▲ 5 r/REU
Hello everyone,
Yesterday I received an acceptance for a summer program called ThinkNeuro, and I’m trying to decide whether it’s actually worth it.
It’s a 3-month program (June–August) and costs about $590.75 after a 15% scholarship, so not trivial for me.
Here’s what it includes:
- June: R Programming Academy + bibliometric research training (with mentors linked to places like Caltech and Harvard Medical School)

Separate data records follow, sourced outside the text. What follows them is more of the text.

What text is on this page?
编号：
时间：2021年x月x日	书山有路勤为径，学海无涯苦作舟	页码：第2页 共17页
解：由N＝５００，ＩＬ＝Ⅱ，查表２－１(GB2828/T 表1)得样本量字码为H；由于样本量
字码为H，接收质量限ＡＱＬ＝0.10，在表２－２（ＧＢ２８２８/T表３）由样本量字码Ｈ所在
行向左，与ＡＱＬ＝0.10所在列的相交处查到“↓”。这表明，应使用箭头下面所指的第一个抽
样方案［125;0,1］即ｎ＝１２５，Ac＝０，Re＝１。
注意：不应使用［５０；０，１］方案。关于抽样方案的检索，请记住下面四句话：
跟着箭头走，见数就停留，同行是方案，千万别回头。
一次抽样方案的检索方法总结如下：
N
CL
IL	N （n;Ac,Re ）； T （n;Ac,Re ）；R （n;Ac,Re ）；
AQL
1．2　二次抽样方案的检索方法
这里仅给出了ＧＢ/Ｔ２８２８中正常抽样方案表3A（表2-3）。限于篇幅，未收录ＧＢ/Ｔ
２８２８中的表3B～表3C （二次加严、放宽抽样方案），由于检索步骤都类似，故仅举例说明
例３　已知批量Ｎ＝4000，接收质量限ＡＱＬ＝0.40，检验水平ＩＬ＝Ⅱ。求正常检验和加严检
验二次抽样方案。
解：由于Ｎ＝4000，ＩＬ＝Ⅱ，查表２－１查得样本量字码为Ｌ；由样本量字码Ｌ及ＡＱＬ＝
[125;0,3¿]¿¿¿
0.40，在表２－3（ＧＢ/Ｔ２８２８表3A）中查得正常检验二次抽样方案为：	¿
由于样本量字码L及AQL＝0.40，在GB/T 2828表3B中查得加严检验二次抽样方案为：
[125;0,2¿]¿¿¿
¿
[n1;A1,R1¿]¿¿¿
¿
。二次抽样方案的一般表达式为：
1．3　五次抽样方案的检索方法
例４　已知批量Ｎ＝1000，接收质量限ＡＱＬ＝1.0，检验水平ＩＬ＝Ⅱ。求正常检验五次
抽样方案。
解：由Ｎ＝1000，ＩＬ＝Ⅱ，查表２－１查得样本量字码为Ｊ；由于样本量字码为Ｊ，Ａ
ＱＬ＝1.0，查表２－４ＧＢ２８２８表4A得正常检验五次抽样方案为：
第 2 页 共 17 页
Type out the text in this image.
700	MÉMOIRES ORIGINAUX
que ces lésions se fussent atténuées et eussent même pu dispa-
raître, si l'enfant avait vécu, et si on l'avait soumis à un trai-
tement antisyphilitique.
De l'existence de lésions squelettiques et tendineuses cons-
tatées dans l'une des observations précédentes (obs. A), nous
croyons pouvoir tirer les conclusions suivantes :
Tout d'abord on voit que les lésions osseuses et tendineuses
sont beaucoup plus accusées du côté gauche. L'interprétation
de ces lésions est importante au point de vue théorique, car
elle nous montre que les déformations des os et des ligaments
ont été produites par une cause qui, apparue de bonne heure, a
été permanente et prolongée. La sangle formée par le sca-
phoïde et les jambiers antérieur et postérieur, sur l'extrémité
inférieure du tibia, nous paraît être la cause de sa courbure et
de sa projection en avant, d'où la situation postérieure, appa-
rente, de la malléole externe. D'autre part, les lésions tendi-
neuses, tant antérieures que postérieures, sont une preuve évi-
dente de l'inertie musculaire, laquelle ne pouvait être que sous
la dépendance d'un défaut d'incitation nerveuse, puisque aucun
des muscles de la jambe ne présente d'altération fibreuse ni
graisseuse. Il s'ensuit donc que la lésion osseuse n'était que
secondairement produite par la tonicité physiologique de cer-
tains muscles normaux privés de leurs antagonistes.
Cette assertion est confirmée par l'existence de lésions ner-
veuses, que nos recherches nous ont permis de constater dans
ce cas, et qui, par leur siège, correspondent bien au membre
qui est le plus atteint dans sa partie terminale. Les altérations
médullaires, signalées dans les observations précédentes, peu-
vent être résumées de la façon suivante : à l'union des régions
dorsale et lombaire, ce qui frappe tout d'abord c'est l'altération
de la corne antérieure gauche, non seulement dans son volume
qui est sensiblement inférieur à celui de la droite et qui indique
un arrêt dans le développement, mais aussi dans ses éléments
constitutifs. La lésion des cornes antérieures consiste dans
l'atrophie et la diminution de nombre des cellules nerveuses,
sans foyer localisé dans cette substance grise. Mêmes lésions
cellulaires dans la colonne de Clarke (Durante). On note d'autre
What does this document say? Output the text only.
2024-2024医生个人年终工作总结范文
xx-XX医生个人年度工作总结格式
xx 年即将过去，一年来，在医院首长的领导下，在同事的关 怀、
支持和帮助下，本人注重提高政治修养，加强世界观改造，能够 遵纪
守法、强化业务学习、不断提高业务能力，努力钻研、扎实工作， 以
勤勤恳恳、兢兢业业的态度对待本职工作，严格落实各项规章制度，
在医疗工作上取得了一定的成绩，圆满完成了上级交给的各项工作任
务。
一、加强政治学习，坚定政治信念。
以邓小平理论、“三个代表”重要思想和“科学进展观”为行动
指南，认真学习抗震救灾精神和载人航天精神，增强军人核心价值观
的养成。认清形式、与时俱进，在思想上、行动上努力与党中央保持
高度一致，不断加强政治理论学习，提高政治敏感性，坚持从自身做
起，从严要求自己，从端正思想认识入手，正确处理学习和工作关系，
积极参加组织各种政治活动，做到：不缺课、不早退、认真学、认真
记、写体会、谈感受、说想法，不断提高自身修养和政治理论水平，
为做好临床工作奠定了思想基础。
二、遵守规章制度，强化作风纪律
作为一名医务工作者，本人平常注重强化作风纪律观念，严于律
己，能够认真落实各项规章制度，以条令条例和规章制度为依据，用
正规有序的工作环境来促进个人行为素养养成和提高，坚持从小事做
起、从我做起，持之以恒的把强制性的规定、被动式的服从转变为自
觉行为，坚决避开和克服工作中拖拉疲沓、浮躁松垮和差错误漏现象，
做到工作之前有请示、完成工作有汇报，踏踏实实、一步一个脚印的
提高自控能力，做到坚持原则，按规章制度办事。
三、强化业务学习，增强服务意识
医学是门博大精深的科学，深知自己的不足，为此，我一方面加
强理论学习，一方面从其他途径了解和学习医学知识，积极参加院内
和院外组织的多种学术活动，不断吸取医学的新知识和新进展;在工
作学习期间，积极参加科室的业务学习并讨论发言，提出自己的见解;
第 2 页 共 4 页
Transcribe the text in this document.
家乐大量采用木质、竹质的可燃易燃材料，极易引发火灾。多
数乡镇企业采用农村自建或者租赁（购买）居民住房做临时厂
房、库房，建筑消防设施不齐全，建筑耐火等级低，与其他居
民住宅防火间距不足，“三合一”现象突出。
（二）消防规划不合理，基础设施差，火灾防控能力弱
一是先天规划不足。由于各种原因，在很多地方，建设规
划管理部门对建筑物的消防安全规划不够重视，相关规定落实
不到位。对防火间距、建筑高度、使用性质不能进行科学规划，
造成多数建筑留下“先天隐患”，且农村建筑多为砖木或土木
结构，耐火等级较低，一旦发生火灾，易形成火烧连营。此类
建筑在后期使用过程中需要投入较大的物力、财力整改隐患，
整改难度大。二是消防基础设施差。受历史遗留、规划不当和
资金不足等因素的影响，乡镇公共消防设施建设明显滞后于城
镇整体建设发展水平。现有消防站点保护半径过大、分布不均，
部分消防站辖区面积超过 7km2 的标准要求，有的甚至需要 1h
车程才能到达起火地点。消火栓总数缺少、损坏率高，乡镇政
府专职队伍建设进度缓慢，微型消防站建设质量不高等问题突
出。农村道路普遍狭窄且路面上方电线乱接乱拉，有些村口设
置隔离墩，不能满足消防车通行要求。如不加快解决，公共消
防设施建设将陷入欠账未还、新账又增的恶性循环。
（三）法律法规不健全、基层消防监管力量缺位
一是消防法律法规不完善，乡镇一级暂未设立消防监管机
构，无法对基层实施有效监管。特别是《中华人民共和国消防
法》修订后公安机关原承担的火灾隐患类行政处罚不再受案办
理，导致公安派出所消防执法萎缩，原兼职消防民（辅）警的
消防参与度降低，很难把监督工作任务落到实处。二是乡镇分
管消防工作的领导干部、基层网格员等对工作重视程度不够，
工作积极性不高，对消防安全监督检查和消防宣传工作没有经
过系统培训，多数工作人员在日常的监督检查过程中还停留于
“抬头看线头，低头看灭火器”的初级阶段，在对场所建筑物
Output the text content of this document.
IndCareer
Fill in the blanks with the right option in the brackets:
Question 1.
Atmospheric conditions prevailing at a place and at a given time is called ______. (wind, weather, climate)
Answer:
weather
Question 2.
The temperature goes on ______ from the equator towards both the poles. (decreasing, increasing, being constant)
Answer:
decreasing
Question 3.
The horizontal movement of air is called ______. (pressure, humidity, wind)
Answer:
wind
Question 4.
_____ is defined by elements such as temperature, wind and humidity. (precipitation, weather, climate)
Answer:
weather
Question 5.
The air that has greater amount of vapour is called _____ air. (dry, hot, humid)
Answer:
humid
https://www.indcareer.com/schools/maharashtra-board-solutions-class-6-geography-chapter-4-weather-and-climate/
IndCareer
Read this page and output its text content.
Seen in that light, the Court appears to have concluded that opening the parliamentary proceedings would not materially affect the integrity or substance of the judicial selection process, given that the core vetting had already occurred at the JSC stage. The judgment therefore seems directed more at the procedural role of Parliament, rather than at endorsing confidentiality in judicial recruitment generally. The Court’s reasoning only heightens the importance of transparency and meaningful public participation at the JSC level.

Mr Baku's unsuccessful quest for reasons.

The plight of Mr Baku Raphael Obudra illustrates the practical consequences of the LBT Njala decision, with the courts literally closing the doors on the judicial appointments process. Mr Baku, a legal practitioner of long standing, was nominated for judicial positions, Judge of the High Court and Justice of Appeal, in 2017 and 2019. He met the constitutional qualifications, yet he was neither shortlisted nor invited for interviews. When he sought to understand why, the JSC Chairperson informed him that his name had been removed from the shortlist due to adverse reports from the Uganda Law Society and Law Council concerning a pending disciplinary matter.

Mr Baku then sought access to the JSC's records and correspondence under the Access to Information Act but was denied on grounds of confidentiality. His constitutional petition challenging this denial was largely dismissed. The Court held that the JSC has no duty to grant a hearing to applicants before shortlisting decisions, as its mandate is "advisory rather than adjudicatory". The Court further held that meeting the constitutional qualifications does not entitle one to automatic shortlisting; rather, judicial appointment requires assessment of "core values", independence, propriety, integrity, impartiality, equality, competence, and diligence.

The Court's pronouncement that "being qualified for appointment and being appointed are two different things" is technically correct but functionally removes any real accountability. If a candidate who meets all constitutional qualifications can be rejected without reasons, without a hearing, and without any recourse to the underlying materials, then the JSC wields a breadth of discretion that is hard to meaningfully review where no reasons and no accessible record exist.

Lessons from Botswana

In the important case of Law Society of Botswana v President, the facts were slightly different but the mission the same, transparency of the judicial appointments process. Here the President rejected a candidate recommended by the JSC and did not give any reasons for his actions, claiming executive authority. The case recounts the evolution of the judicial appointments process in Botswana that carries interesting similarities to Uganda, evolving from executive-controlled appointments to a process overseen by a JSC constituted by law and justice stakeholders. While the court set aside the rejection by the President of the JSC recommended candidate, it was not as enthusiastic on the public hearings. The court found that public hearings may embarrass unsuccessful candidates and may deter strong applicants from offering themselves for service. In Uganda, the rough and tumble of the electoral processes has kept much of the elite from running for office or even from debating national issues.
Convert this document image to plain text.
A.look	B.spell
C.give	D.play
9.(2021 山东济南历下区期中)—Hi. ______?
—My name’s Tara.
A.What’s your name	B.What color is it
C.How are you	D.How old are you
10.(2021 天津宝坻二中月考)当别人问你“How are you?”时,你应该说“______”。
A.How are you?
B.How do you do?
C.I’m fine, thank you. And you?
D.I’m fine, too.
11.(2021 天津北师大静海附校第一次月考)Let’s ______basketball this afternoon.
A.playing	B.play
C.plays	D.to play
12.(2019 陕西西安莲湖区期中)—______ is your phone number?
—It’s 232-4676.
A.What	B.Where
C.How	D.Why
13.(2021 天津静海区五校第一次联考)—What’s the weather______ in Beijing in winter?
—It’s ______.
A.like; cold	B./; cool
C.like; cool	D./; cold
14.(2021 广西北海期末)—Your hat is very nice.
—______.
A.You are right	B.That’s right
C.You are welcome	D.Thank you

- July: Research group rotations (e.g. neurodegenerative disease, neurotechnology) with mentorship
- August: Virtual Summer Research Symposium — poster, abstract, and oral presentation with feedback, plus keynote speakers
Some Background:
I’m a first-year medical student in the UK, really interested in neuroscience research and coding.
My dilemma:
- I’ve already made posters/abstracts independently before and presented them in conferences, so I’m unsure how much new value I’d get from that part
- The R coding component sounds useful, but I’m wondering if I could realistically learn the same things from YouTube or online courses
- The project rotations (like Neural Circuits & Systems and Cognitive & Computational Neuroscience) actually sound really interesting, but I’m not sure how in-depth they are or how much you actually get to do
- I’ve tried self-learning coding before and didn’t get very far, so maybe structured teaching would help? Not sure
- I’ve seen some mixed reviews online, which is making me hesitant
Questions:
- Has anyone here actually done ThinkNeuro? What was your honest experience?
- Did you feel like you gained real research or coding skills, or was it more superficial?
- Was the mentorship/networking genuinely useful (e.g. strong references, ongoing projects)?
- Do you think it’s worth the cost, or better to self-learn + find research opportunities independently?
I’d really appreciate any honest opinions, good or bad before I make a decision.